Emotional and heartrending, Butterfly in Frost marks a brilliant return by global sensation Sylvia Day, the No.1 international multimillion bestselling author of the Crossfire saga.



Extract:

Despite the lengthy walk and a leisurely lunch, I’m still out of sorts as I stroll down the driveway to my house. I’ve been trying to compose myself all morning, and I’m irritated that I can’t. After all this time, I realize I haven’t come as far as I believed. As I skirt the detached garage and head up the walkway to my front door, I can’t help but glance over at the sleek black Range Rover parked at a haphazard angle in the neighboring driveway.

The hard lump of ice inside me still hurts. I’m angry. I’d had each day planned out going forward. A new city, new friends, new routines. Half a year’s worth of therapy and reconditioning, for what? My neighbors move, and I feel as if I’ve been deceived. As if the new life I’ve built came with a guarantee that nothing would change. With conscious determination, I exhale and try to push out my anxiety with it. I pull my keys from my pocket as I approach my front door and slide one into the dead bolt. When the lock opens, I use the same key in the original midcentury doorknob that sits in the dead center of the door. Once inside, I relock them both, toss my keys on the end table, and disarm the alarm before the grace period runs out and the earsplitting siren goes off. Going through each step in the same established order settles me some. But it’s being back in my home, alone, that provides the greatest relief. I gaze longingly at the couch, so exhausted I just want to curl into the cushions and sleep forever. I know what it means to feel this tired; I know what’s coming.
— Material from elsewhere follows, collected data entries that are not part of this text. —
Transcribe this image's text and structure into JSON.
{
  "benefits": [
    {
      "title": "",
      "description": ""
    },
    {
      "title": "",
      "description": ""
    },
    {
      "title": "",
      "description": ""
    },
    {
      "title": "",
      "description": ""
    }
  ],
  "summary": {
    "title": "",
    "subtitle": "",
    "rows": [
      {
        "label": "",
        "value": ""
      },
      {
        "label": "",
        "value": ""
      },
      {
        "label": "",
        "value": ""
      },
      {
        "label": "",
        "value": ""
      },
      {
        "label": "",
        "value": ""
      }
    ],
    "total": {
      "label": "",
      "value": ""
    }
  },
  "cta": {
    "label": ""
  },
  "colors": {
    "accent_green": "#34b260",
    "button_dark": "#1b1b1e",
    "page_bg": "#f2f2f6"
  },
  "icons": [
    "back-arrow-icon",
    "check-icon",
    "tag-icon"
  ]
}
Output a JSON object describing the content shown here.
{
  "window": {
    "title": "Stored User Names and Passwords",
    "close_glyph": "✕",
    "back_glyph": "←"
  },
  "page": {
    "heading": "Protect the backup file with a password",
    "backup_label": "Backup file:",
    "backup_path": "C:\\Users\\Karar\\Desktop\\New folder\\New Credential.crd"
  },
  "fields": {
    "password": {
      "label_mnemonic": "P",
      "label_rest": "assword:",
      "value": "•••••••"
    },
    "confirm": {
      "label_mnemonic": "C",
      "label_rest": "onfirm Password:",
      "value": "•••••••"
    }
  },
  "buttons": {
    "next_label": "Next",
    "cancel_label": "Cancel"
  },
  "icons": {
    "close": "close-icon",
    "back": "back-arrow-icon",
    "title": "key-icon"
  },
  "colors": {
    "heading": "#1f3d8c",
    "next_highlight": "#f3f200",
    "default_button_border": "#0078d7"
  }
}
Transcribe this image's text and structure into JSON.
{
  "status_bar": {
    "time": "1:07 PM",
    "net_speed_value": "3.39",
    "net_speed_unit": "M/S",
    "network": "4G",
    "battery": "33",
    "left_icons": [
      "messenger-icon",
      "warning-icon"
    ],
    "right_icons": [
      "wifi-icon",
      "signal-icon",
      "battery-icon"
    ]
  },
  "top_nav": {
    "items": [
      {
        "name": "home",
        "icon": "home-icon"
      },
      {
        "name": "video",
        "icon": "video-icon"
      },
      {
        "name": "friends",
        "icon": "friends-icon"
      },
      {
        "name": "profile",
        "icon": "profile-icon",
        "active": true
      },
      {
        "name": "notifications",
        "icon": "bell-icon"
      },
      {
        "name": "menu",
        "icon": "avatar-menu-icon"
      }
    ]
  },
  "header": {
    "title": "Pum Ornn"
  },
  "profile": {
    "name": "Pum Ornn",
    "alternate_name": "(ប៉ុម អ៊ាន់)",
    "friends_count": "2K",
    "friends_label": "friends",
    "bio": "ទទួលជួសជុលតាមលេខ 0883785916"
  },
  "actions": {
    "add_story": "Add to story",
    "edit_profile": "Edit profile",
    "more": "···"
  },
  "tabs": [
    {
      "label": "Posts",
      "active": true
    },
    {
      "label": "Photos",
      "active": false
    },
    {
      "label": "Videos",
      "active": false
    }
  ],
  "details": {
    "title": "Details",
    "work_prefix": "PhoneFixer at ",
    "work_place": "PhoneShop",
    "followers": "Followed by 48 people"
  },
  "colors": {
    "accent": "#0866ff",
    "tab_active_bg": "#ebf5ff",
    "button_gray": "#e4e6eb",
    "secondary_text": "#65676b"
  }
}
That doesn’t mean I can stop it. Instead, I look ahead to the wall of windows overlooking the Sound. The left side of the butterfly roof wings up and over the double-sided fireplace and dining room, with clerestory windows following the graceful rise so nothing blocks the majestic view.

Just beyond the verdant hump of Maury and Vashon Islands, the sprawling Olympic Mountains lie west and run south. Some days, fog conceals the range so thoroughly, it disappears. But on cloudless days like today, I can see the snowcapped peaks stretching down the coast.

I soak it in, letting the familiarity calm me. I stand in the center of my living room long enough to watch another massive cargo ship lumber by on the way to Tacoma. Sunlight glitters off the gently moving water, and crab-trap buoys bob to the rhythm. It’s quiet here, so very different from the frenetic pace and noise of New York. I could hardly hear myself think there, with life beating at me from all sides, a very busy medical practice, and an ever-present camera crew. Here, I can be alone with my thoughts, with no one to judge me or pity me or expect me to “get over it.”